Are CFDs Legal in Taiwan?
A Contract for Difference (CFD) is a financial derivative instrument that allows traders to take advantage of price changes in an asset for profit or hedging. The full English name of CFD is Contract for Difference. It refers to a contract between a buyer and a seller, according to which the seller pays the buyer the difference between the current value of the asset and the position value, and vice versa.
CFDs are available in many countries and regions around the world, including the United Kingdom, the Netherlands, Poland, Portugal, Germany, Switzerland, Italy, Singapore, South Africa, Australia, Canada, New Zealand, Switzerland, Norway, France, Ireland, Japan and Spain, etc. . However, in the United States, Hong Kong and other regions, CFDs are prohibited or not allowed due to legal or regulatory restrictions.
So, what about in Taiwan? Are CFDs legal in Taiwan? According to the regulations of Taiwan's Financial Supervisory Commission (FSC), CFDs are "non-publicly issued securities". This means that the issuance or sale of CFDs in Taiwan requires approval or permission from the FSC. Currently, the main providers of CFD trading services in Taiwan are futures merchants.
According to Yuanta Futures Company, the currently open link targets in the Taiwan market are foreign exchange, gold and oil. Traders can open an account through a futures merchant and use margin mode to trade CFDs. However, when choosing a futures dealer, you need to pay attention to the following points:
Legal supervision: Choose a futures merchant approved or licensed by FSC to protect your own rights and interests.

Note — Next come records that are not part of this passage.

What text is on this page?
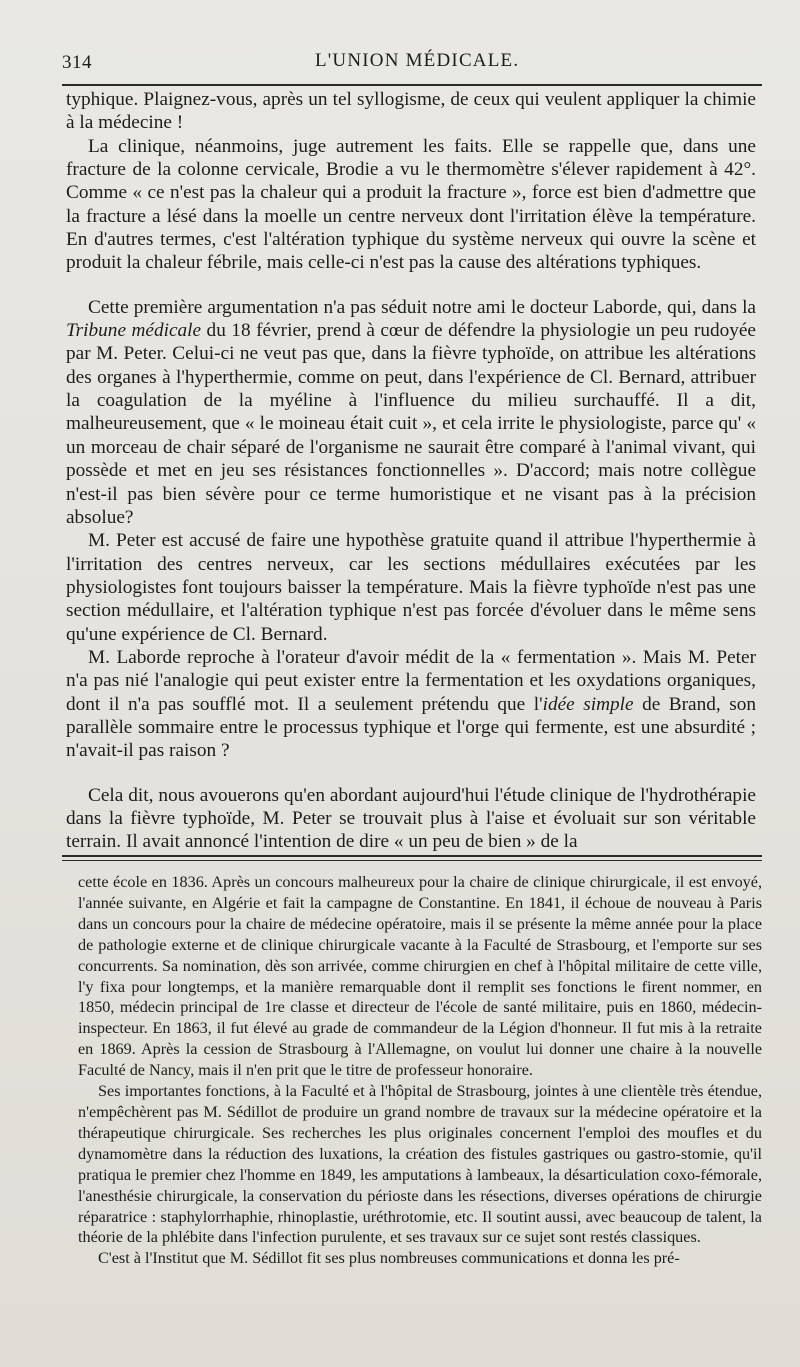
314	L'UNION MÉDICALE.

typhique. Plaignez-vous, après un tel syllogisme, de ceux qui veulent appliquer la chimie à la médecine !

La clinique, néanmoins, juge autrement les faits. Elle se rappelle que, dans une fracture de la colonne cervicale, Brodie a vu le thermomètre s'élever rapidement à 42°. Comme « ce n'est pas la chaleur qui a produit la fracture », force est bien d'admettre que la fracture a lésé dans la moelle un centre nerveux dont l'irritation élève la température. En d'autres termes, c'est l'altération typhique du système nerveux qui ouvre la scène et produit la chaleur fébrile, mais celle-ci n'est pas la cause des altérations typhiques.

Cette première argumentation n'a pas séduit notre ami le docteur Laborde, qui, dans la Tribune médicale du 18 février, prend à cœur de défendre la physiologie un peu rudoyée par M. Peter. Celui-ci ne veut pas que, dans la fièvre typhoïde, on attribue les altérations des organes à l'hyperthermie, comme on peut, dans l'expérience de Cl. Bernard, attribuer la coagulation de la myéline à l'influence du milieu surchauffé. Il a dit, malheureusement, que « le moineau était cuit », et cela irrite le physiologiste, parce qu' « un morceau de chair séparé de l'organisme ne saurait être comparé à l'animal vivant, qui possède et met en jeu ses résistances fonctionnelles ». D'accord; mais notre collègue n'est-il pas bien sévère pour ce terme humoristique et ne visant pas à la précision absolue?

M. Peter est accusé de faire une hypothèse gratuite quand il attribue l'hyperthermie à l'irritation des centres nerveux, car les sections médullaires exécutées par les physiologistes font toujours baisser la température. Mais la fièvre typhoïde n'est pas une section médullaire, et l'altération typhique n'est pas forcée d'évoluer dans le même sens qu'une expérience de Cl. Bernard.

M. Laborde reproche à l'orateur d'avoir médit de la « fermentation ». Mais M. Peter n'a pas nié l'analogie qui peut exister entre la fermentation et les oxydations organiques, dont il n'a pas soufflé mot. Il a seulement prétendu que l'idée simple de Brand, son parallèle sommaire entre le processus typhique et l'orge qui fermente, est une absurdité ; n'avait-il pas raison ?

Cela dit, nous avouerons qu'en abordant aujourd'hui l'étude clinique de l'hydrothérapie dans la fièvre typhoïde, M. Peter se trouvait plus à l'aise et évoluait sur son véritable terrain. Il avait annoncé l'intention de dire « un peu de bien » de la

cette école en 1836. Après un concours malheureux pour la chaire de clinique chirurgicale, il est envoyé, l'année suivante, en Algérie et fait la campagne de Constantine. En 1841, il échoue de nouveau à Paris dans un concours pour la chaire de médecine opératoire, mais il se présente la même année pour la place de pathologie externe et de clinique chirurgicale vacante à la Faculté de Strasbourg, et l'emporte sur ses concurrents. Sa nomination, dès son arrivée, comme chirurgien en chef à l'hôpital militaire de cette ville, l'y fixa pour longtemps, et la manière remarquable dont il remplit ses fonctions le firent nommer, en 1850, médecin principal de 1re classe et directeur de l'école de santé militaire, puis en 1860, médecin-inspecteur. En 1863, il fut élevé au grade de commandeur de la Légion d'honneur. Il fut mis à la retraite en 1869. Après la cession de Strasbourg à l'Allemagne, on voulut lui donner une chaire à la nouvelle Faculté de Nancy, mais il n'en prit que le titre de professeur honoraire.

Ses importantes fonctions, à la Faculté et à l'hôpital de Strasbourg, jointes à une clientèle très étendue, n'empêchèrent pas M. Sédillot de produire un grand nombre de travaux sur la médecine opératoire et la thérapeutique chirurgicale. Ses recherches les plus originales concernent l'emploi des moufles et du dynamomètre dans la réduction des luxations, la création des fistules gastriques ou gastro-stomie, qu'il pratiqua le premier chez l'homme en 1849, les amputations à lambeaux, la désarticulation coxo-fémorale, l'anesthésie chirurgicale, la conservation du périoste dans les résections, diverses opérations de chirurgie réparatrice : staphylorrhaphie, rhinoplastie, uréthrotomie, etc. Il soutint aussi, avec beaucoup de talent, la théorie de la phlébite dans l'infection purulente, et ses travaux sur ce sujet sont restés classiques.

C'est à l'Institut que M. Sédillot fit ses plus nombreuses communications et donna les pré-
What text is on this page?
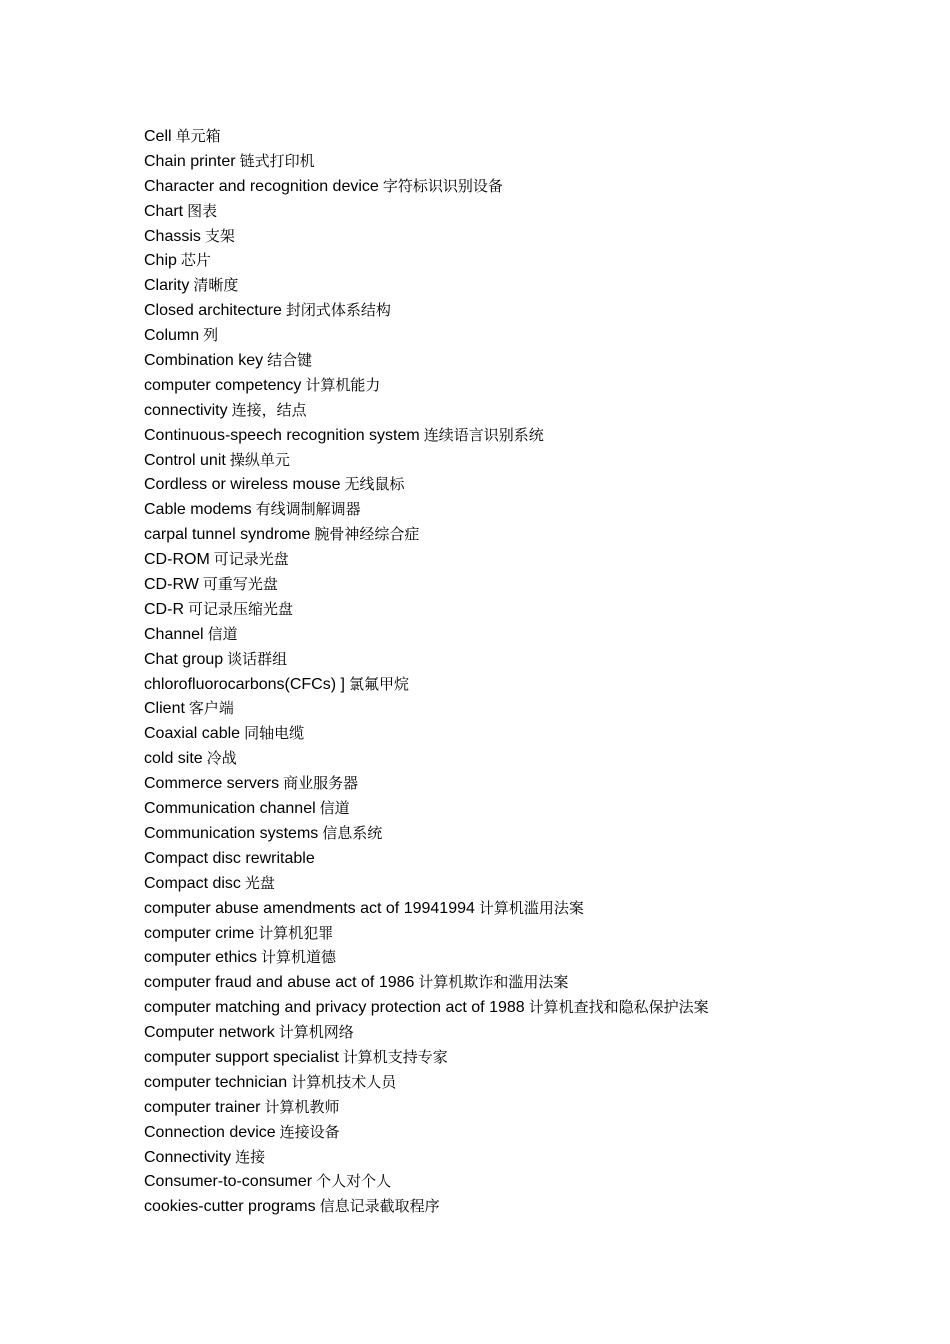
Cell 单元箱
Chain printer 链式打印机
Character and recognition device 字符标识识别设备
Chart 图表
Chassis 支架
Chip 芯片
Clarity 清晰度
Closed architecture 封闭式体系结构
Column 列
Combination key 结合键
computer competency 计算机能力
connectivity 连接，结点
Continuous-speech recognition system 连续语言识别系统
Control unit 操纵单元
Cordless or wireless mouse 无线鼠标
Cable modems 有线调制解调器
carpal tunnel syndrome 腕骨神经综合症
CD-ROM 可记录光盘
CD-RW 可重写光盘
CD-R 可记录压缩光盘
Channel 信道
Chat group 谈话群组
chlorofluorocarbons(CFCs) ] 氯氟甲烷
Client 客户端
Coaxial cable 同轴电缆
cold site 冷战
Commerce servers 商业服务器
Communication channel 信道
Communication systems 信息系统
Compact disc rewritable
Compact disc 光盘
computer abuse amendments act of 19941994 计算机滥用法案
computer crime 计算机犯罪
computer ethics 计算机道德
computer fraud and abuse act of 1986 计算机欺诈和滥用法案
computer matching and privacy protection act of 1988 计算机查找和隐私保护法案
Computer network 计算机网络
computer support specialist 计算机支持专家
computer technician 计算机技术人员
computer trainer 计算机教师
Connection device 连接设备
Connectivity 连接
Consumer-to-consumer 个人对个人
cookies-cutter programs 信息记录截取程序
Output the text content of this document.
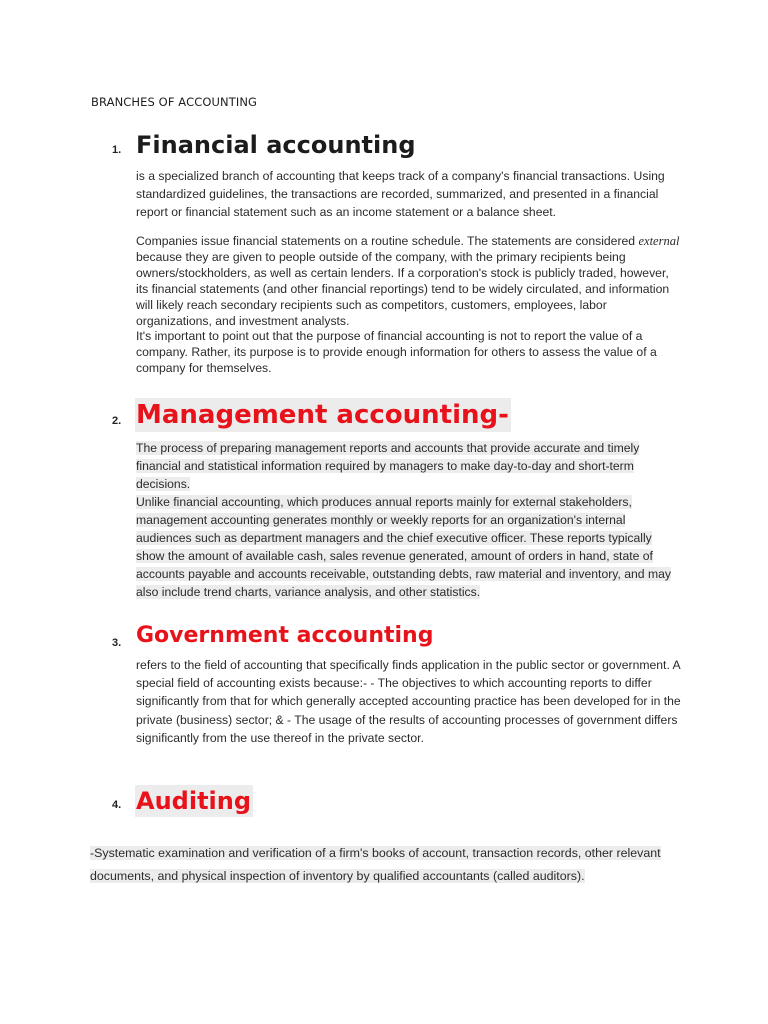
BRANCHES OF ACCOUNTING
1. Financial accounting

is a specialized branch of accounting that keeps track of a company's financial transactions. Using standardized guidelines, the transactions are recorded, summarized, and presented in a financial report or financial statement such as an income statement or a balance sheet.

Companies issue financial statements on a routine schedule. The statements are considered external because they are given to people outside of the company, with the primary recipients being owners/stockholders, as well as certain lenders. If a corporation's stock is publicly traded, however, its financial statements (and other financial reportings) tend to be widely circulated, and information will likely reach secondary recipients such as competitors, customers, employees, labor organizations, and investment analysts.

It's important to point out that the purpose of financial accounting is not to report the value of a company. Rather, its purpose is to provide enough information for others to assess the value of a company for themselves.

2. Management accounting-

The process of preparing management reports and accounts that provide accurate and timely financial and statistical information required by managers to make day-to-day and short-term decisions.

Unlike financial accounting, which produces annual reports mainly for external stakeholders, management accounting generates monthly or weekly reports for an organization's internal audiences such as department managers and the chief executive officer. These reports typically show the amount of available cash, sales revenue generated, amount of orders in hand, state of accounts payable and accounts receivable, outstanding debts, raw material and inventory, and may also include trend charts, variance analysis, and other statistics.

3. Government accounting
refers to the field of accounting that specifically finds application in the public sector or government. A special field of accounting exists because:- - The objectives to which accounting reports to differ significantly from that for which generally accepted accounting practice has been developed for in the private (business) sector; & - The usage of the results of accounting processes of government differs significantly from the use thereof in the private sector.
4. Auditing
-Systematic examination and verification of a firm's books of account, transaction records, other relevant documents, and physical inspection of inventory by qualified accountants (called auditors).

Fund security: Choose a futures merchant with scale and reputation to ensure the safety of funds and smooth deposits and withdrawals.
Liquidity risk: Choose a futures merchant that provides reasonable and transparent spread quotes to avoid excessive transaction costs or insufficient market depth.
In short, CFDs are legal in Taiwan, but they need to be traded through futures merchants and are regulated and restricted by the FSC. When trading CFDs, traders need to understand their operating principles and risks, and choose a legal, safe and reliable futures merchant. At the same time, traders also need to take measures to manage their risks, such as setting stop losses, controlling leverage, diversifying investments, etc.